On 7/16/2025 12:01 AM, c8ef wrote:
Hi Mikael,
On 7/14/2025 8:46 PM, Mikael Morin wrote:
Le 13/07/2025 à 16:39, c8ef a écrit :
Hi all,
I'm currently working on implementing the `split` procedure, which
was added in Fortran 2023. Given its similar functionality to the
`scan` intrinsic, I've been learning the implementation of `scan` to
better understand its mechanics. During my investigation of the
source code, I've come across a couple of questions that I'm hoping
you could help me out:
* Function Resolution
I noticed that `scan` resolves to `gfc_get_string("__scan_%d",
string- >ts.kind)`. However, based on my examination of
`libgfortran` and `trans-intrinsic.cc`, it appears this ultimately
forwards to the `string_scan` function. Could you please explain the
significance of this resolution step? Is it critical to the current
implementation, or is it perhaps a remnant of historical design?
No, it's not critical; I think the name can be used in compile-time
errors for example. The name that really matters is the name of the
function declaration that is passed to the middle-end (look for
string_scan in trans-decl.cc). Note that there are two variants:
string_scan, and string_scan_char4 (both on the front-end size and in
libgfortran).
* Argument Passing
According to the Fortran specification, the `scan` intrinsic accepts
arguments for `string`, `set`, `back`, and `kind`. Yet, the intrinsic
implemented in `libgfortran` seems to take `charlen` and the actual
pointers for both `string` and `set`. I've tried searching, but I
haven't been able to pinpoint where this transformation from the
specified arguments to the `libgfortran` expected arguments occurs.
Any guidance on this would be greatly appreciated.
You can have a look in gfc_conv_intrinsic_function_args.

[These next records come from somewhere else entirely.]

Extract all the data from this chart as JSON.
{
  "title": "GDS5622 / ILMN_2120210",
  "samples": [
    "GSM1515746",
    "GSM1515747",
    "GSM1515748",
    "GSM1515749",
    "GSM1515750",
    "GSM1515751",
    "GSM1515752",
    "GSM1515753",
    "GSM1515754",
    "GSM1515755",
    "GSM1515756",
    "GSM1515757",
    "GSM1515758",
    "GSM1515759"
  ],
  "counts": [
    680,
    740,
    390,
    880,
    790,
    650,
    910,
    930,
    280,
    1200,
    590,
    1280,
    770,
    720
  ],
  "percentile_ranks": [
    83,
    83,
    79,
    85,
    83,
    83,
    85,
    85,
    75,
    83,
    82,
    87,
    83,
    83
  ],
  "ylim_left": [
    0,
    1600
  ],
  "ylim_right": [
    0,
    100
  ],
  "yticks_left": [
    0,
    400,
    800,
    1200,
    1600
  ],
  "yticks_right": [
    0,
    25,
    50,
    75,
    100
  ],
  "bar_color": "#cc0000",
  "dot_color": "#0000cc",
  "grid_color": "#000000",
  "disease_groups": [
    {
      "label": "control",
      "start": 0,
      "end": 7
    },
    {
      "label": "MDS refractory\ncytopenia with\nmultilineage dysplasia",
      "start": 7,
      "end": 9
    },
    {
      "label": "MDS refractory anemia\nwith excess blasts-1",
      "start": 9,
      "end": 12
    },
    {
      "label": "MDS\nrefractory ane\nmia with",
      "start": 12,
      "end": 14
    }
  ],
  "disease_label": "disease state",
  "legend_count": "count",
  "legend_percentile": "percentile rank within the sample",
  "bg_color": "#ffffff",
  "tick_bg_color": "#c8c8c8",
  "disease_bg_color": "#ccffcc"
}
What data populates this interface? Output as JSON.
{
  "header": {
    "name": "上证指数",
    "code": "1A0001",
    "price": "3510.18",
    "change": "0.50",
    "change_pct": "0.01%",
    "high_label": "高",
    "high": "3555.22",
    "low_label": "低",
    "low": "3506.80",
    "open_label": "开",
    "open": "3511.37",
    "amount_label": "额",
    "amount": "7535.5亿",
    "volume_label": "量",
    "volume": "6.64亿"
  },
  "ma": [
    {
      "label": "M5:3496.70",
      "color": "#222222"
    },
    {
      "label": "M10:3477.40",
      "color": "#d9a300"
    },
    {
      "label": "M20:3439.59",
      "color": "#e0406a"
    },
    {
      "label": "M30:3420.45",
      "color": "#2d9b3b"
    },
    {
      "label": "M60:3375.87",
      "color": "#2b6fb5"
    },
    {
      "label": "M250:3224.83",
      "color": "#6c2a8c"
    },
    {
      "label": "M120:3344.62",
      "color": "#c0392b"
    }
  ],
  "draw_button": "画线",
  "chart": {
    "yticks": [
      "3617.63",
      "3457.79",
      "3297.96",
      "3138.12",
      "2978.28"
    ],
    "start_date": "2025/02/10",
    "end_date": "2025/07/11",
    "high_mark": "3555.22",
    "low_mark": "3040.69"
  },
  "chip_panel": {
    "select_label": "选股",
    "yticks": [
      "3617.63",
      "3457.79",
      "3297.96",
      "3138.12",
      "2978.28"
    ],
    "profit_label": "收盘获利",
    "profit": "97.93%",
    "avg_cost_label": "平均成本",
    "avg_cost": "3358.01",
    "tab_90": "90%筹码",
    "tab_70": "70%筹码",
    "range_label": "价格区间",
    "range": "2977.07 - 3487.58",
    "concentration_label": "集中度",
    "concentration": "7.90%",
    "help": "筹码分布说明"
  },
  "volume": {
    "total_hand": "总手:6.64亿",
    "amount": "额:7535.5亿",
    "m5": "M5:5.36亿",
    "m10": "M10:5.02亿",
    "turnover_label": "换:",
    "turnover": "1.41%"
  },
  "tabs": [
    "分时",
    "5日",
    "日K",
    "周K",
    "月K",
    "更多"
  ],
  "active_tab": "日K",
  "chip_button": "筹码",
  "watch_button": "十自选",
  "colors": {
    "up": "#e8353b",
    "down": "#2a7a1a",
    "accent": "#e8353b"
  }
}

To arrive there, the call stack starts with gfc_conv_expr (the main
expression translation entry point), then gfc_conv_function_expr,
gfc_conv_intrinsic_function, there jump to the GFC_ISYM_SCAN switch
case, then gfc_conv_intrinsic_index_scan_verify and finally
gfc_conv_intrinsic_function_args.
I hope it helps.
Thanks for your quick and helpful response! Based on your suggestions,
I've written the following trans-intrinsic function and test case:
***
! { dg-do run }
program b
CHARACTER (LEN=:), ALLOCATABLE :: INPUT
CHARACTER (LEN=2) :: SET = ', '
INTEGER P
INPUT = "one,last example"
P = 4
ISTART = P + 1
CALL SPLIT (INPUT, SET, P)
IEND = P - 1
PRINT '(T7,A)', INPUT (ISTART:IEND)
end program b
__attribute__((fn spec (". ")))
void b ()
{
struct __st_parameter_dt dt_parm.0;
static character(kind=1) set[1:2] = ", ";
integer(kind=4) p;
character(kind=1)[1:.input] * input;
integer(kind=4) iend;
integer(kind=4) p.3_1;
character(kind=1) * _2;
integer(kind=8) _4;
integer(kind=8) _5;
integer(kind=8) _20;
<bb 2> [local count: 1073741824]:
input_8 = __builtin_malloc (16);
__builtin_memcpy (input_8, &"one,last example"[1]{lb: 1 sz: 1}, 16);
p = 4;
_gfortran_string_split (16, input_8, 2, &set, &p, 0);
p.3_1 = p;
iend_12 = p.3_1 + -1;
dt_parm.0.common.filename =
&"/home/c8ef/gcc/gcc/testsuite/gfortran.dg/split_1.f90"[1]{lb: 1 sz: 1};
dt_parm.0.common.line = 11;
dt_parm.0.format = &"(T7,A)"[1]{lb: 1 sz: 1};
dt_parm.0.format_len = 6;
dt_parm.0.common.flags = 4096;
dt_parm.0.common.unit = 6;
_gfortran_st_write (&dt_parm.0);
_20 = (integer(kind=8)) iend_12;
_2 = &(*input_8)[5]{lb: 1 sz: 1};
_4 = _20 + -4;
_5 = MAX_EXPR <_4, 0>;
_gfortran_transfer_character_write (&dt_parm.0, _2, _5);
_gfortran_st_write_done (&dt_parm.0);
dt_parm.0 ={v} {CLOBBER(eos)};
p ={v} {CLOBBER(eos)};
return;
}
When looking at the optimized (O1) GENERIC format, it is still unclear
why *p = 16128084538487209988 instead of 4 on the O1/O0 optimized level.